Le texte qu’on va lire dans un instant est là pour nous rappeler certaines vérités essentielles qui concernent notre relation à Dieu et à son projet, si on est des croyants. C’est un texte original, parce que c’est un cantique, c’est-à-dire un chant, un texte poétique qui a été composé pour être chanté. Ce texte en particulier a été écrit juste après une belle victoire militaire qui a été gagnée par les Israélites environ 1200 ans av. Jésus-Christ (on a vu les circonstances de cette victoire la semaine dernière).
Ce texte, on l’appelle « le Cantique de Débora », et s’il a été écrit juste après une belle victoire militaire, et s’il a été consigné ensuite dans le récit qu’on est en train d’étudier, et dans la Bible, eh bien c’est parce que ce texte a été écrit justement pour la postérité.
Beaucoup de chansons et d’hymnes ont été écrits dans l’histoire des humains, pour commémorer des événements marquants—de la même façon, ce Cantique de Débora est intégré dans notre Bible un peu comme un monument. Il est là pour rappeler aux Israélites—et à nous aussi par extension—à la fois un événement marquant, et à travers cet événement, un ensemble de valeurs qu’on est censé porter en tant qu’héritiers de cette histoire. Vous voyez ce que je veux dire ?
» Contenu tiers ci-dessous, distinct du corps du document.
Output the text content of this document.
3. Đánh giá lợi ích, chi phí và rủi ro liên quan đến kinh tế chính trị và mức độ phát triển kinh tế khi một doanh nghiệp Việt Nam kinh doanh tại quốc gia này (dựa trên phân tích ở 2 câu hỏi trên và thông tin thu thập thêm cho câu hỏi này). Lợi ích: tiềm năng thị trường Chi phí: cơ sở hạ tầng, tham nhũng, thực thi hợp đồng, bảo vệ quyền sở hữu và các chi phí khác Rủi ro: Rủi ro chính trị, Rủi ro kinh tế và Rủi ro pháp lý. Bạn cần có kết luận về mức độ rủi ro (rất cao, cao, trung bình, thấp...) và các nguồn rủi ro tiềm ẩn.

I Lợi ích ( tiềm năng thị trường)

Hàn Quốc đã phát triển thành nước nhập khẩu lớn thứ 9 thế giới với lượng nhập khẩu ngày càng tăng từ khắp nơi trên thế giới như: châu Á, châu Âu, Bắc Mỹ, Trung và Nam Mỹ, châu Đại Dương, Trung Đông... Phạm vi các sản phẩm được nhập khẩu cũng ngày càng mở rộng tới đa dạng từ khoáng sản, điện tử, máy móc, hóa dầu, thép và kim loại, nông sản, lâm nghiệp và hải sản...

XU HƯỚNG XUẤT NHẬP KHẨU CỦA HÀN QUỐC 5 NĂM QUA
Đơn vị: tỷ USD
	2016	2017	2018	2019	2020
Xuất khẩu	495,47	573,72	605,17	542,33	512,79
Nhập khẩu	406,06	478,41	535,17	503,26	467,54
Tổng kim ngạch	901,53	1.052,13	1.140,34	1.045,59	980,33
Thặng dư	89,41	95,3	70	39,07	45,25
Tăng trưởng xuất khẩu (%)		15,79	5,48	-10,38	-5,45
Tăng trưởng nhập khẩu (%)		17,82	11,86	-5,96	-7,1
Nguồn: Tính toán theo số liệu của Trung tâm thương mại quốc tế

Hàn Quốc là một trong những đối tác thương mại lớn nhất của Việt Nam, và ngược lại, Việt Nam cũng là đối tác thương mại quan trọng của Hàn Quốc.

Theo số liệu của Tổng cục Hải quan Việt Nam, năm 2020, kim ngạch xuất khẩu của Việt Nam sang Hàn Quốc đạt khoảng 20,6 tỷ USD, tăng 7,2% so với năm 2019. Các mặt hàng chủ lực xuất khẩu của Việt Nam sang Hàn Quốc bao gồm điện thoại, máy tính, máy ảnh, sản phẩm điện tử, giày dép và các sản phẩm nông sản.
De nos jours, on parle parfois du « récit national » qui est censé imprégner notre esprit si on est français, et conditionner nos valeurs en tant que citoyens de la France. Si vous pensez à la statue de Louis XIV sur la Place Bellecour, par exemple, c’est censé nous rappeler quelque chose qui concerne notre histoire—l’histoire de la France—et un certain nombre de valeurs qui sont associées à ça. Et ce ne serait pas exactement les mêmes choses qui seraient communiquées, si la statue au milieu de la Place Bellecour, c’était une statue de Captain America, ou de Jean-Luc Mélanchon, ou de Panoramix le druide !
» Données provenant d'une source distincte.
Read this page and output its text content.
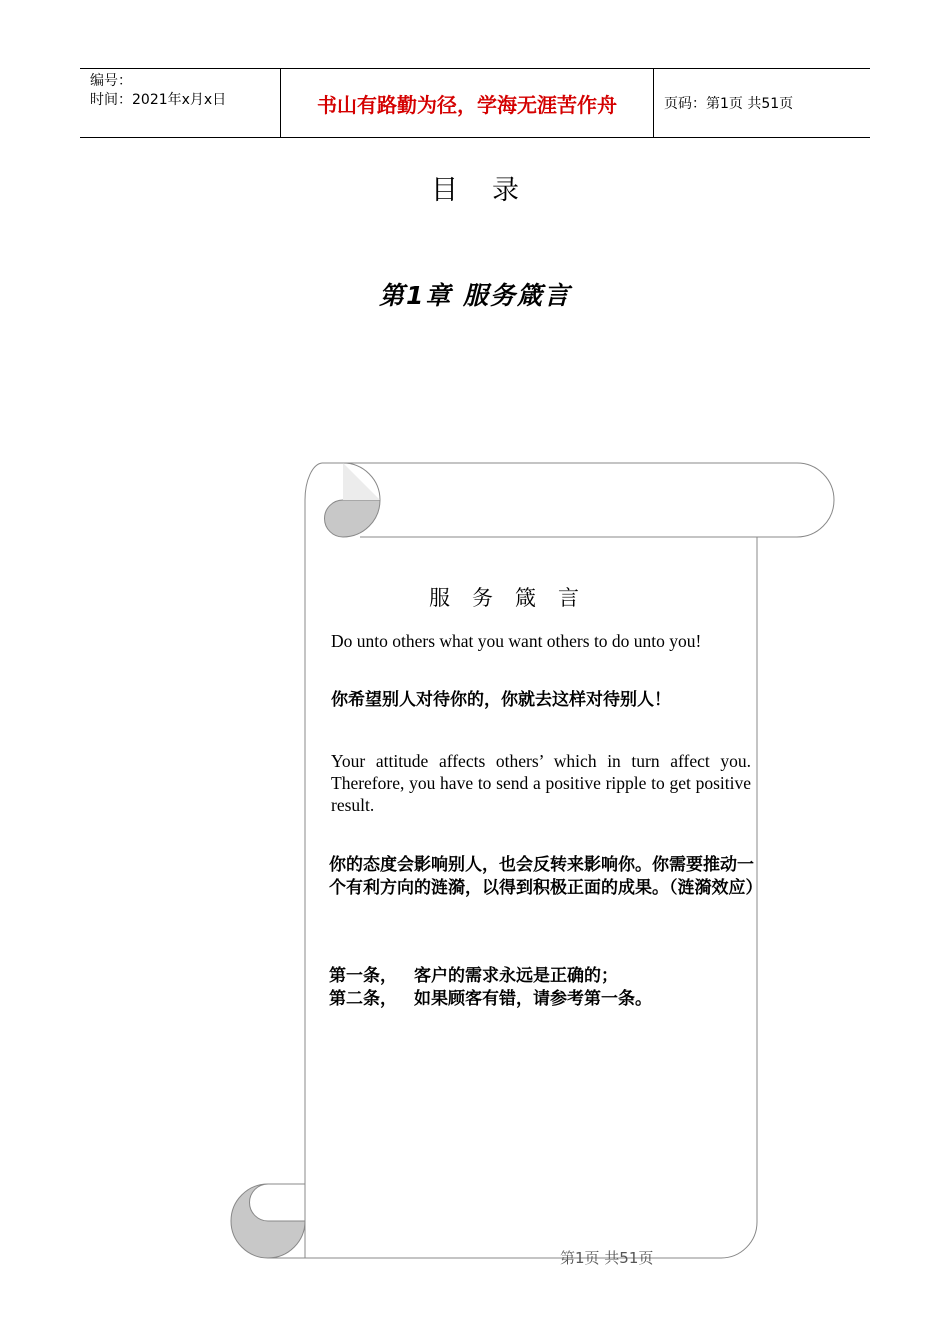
编号：
时间：2021年x月x日	书山有路勤为径，学海无涯苦作舟	页码：第1页 共51页
目录
第1章 服务箴言
服务箴言
Do unto others what you want others to do unto you!
你希望别人对待你的，你就去这样对待别人！
Your attitude affects others’ which in turn affect you. Therefore, you have to send a positive ripple to get positive result.
你的态度会影响别人，也会反转来影响你。你需要推动一个有利方向的涟漪，以得到积极正面的成果。（涟漪效应）
第一条， 客户的需求永远是正确的；
第二条， 如果顾客有错，请参考第一条。
第1页 共51页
Bref, le Cantique de Débora, c’est un genre de monument pour nous. C’est un mémorial qui vise à nous rappeler des aspects très importants de la relation de Dieu avec son peuple, à travers la commémoration d’un événement particulier : la défaite du roi Yabîn et de son général Sisera, face aux Israélites, sous la conduite du chef Baraq et de la prophétesse Débora.
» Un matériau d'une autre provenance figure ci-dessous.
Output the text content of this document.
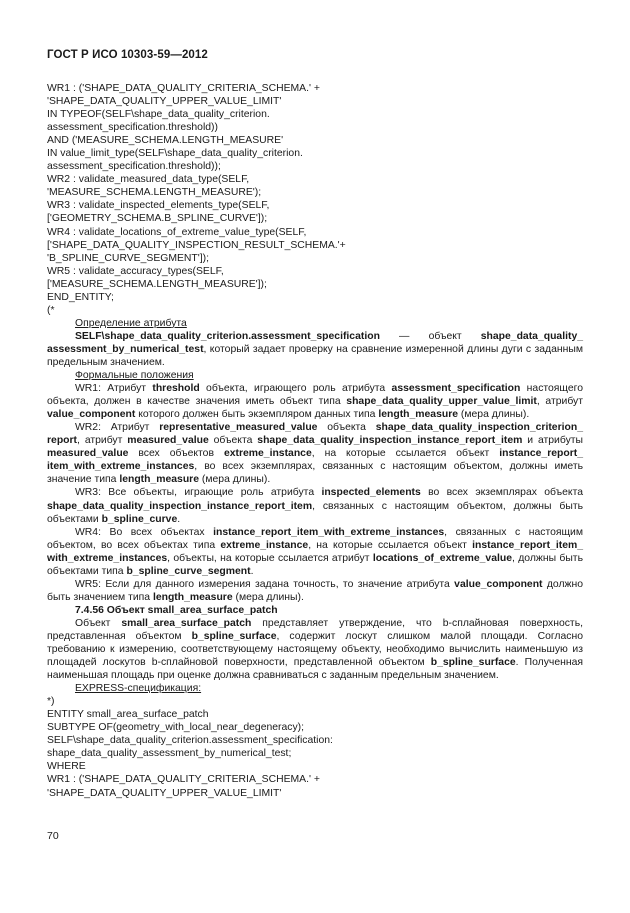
ГОСТ Р ИСО 10303-59—2012
WR1 : ('SHAPE_DATA_QUALITY_CRITERIA_SCHEMA.' +
'SHAPE_DATA_QUALITY_UPPER_VALUE_LIMIT'
IN TYPEOF(SELF\shape_data_quality_criterion.
assessment_specification.threshold))
AND ('MEASURE_SCHEMA.LENGTH_MEASURE'
IN value_limit_type(SELF\shape_data_quality_criterion.
assessment_specification.threshold));
WR2 : validate_measured_data_type(SELF,
'MEASURE_SCHEMA.LENGTH_MEASURE');
WR3 : validate_inspected_elements_type(SELF,
['GEOMETRY_SCHEMA.B_SPLINE_CURVE']);
WR4 : validate_locations_of_extreme_value_type(SELF,
['SHAPE_DATA_QUALITY_INSPECTION_RESULT_SCHEMA.'+
'B_SPLINE_CURVE_SEGMENT']);
WR5 : validate_accuracy_types(SELF,
['MEASURE_SCHEMA.LENGTH_MEASURE']);
END_ENTITY;
(*
Определение атрибута
SELF\shape_data_quality_criterion.assessment_specification — объект shape_data_quality_ assessment_by_numerical_test, который задает проверку на сравнение измеренной длины дуги с заданным предельным значением.
Формальные положения
WR1: Атрибут threshold объекта, играющего роль атрибута assessment_specification настоящего объекта, должен в качестве значения иметь объект типа shape_data_quality_upper_value_limit, атрибут value_component которого должен быть экземпляром данных типа length_measure (мера длины).
WR2: Атрибут representative_measured_value объекта shape_data_quality_inspection_criterion_ report, атрибут measured_value объекта shape_data_quality_inspection_instance_report_item и атрибуты measured_value всех объектов extreme_instance, на которые ссылается объект instance_report_ item_with_extreme_instances, во всех экземплярах, связанных с настоящим объектом, должны иметь значение типа length_measure (мера длины).
WR3: Все объекты, играющие роль атрибута inspected_elements во всех экземплярах объекта shape_data_quality_inspection_instance_report_item, связанных с настоящим объектом, должны быть объектами b_spline_curve.
WR4: Во всех объектах instance_report_item_with_extreme_instances, связанных с настоящим объектом, во всех объектах типа extreme_instance, на которые ссылается объект instance_report_item_ with_extreme_instances, объекты, на которые ссылается атрибут locations_of_extreme_value, должны быть объектами типа b_spline_curve_segment.
WR5: Если для данного измерения задана точность, то значение атрибута value_component должно быть значением типа length_measure (мера длины).
7.4.56 Объект small_area_surface_patch
Объект small_area_surface_patch представляет утверждение, что b-сплайновая поверхность, представленная объектом b_spline_surface, содержит лоскут слишком малой площади. Согласно требованию к измерению, соответствующему настоящему объекту, необходимо вычислить наименьшую из площадей лоскутов b-сплайновой поверхности, представленной объектом b_spline_surface. Полученная наименьшая площадь при оценке должна сравниваться с заданным предельным значением.
EXPRESS-спецификация:
*)
ENTITY small_area_surface_patch
SUBTYPE OF(geometry_with_local_near_degeneracy);
SELF\shape_data_quality_criterion.assessment_specification:
shape_data_quality_assessment_by_numerical_test;
WHERE
WR1 : ('SHAPE_DATA_QUALITY_CRITERIA_SCHEMA.' +
'SHAPE_DATA_QUALITY_UPPER_VALUE_LIMIT'
70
Et donc on va lire et étudier ce texte pour pouvoir prendre un peu de recul à notre tour, un peu de hauteur ce matin par rapport à nos préoccupations quotidiennes, et pour essayer de remettre toutes les affaires courantes de notre vie dans la bonne perspective, en fait—et nous rappeler qu’est-ce qui est en train de se passer, en réalité, dans ce monde, et quelle est notre place dans cette histoire. Tout simplement : quelle est notre relation à Dieu et à son projet, si on est des croyants ?
Et ce qu’on va retenir avant tout ce matin, c’est que si on fait partie du peuple de Dieu, alors on est le centre du monde… pour Dieu ! Et ce serait bien si on arrivait à garder cette perspective en tête dans notre vie quotidienne.
Alors premièrement : Dieu défend son peuple. La première chose qu’on voit dans ce texte, en effet, c’est que dans son projet, Dieu s’est attaché à nous, si on est croyant, et qu’il veut prendre soin de nous en toutes circonstances. Il nous a pris pour lui, on a beaucoup de valeur pour lui, et du coup, il est toujours pour nous, même quand on traverse des choses difficiles—et même si ces choses difficiles qu’on traverse, c’est de notre faute !
Regardez le texte (v. 1-8). Ça commence par une petite introduction, où le narrateur nous explique que Débora et Baraq vont se mettre à chanter après avoir gagné cette fameuse victoire contre Yabîn (v. 1), et ensuite le thème du chant est annoncé (v. 2-3) : c’est un chant de commémoration de ce qui s’est passé, un chant en l’honneur de l’Éternel, un chant qui va louer Dieu et nous parler de lui. OK.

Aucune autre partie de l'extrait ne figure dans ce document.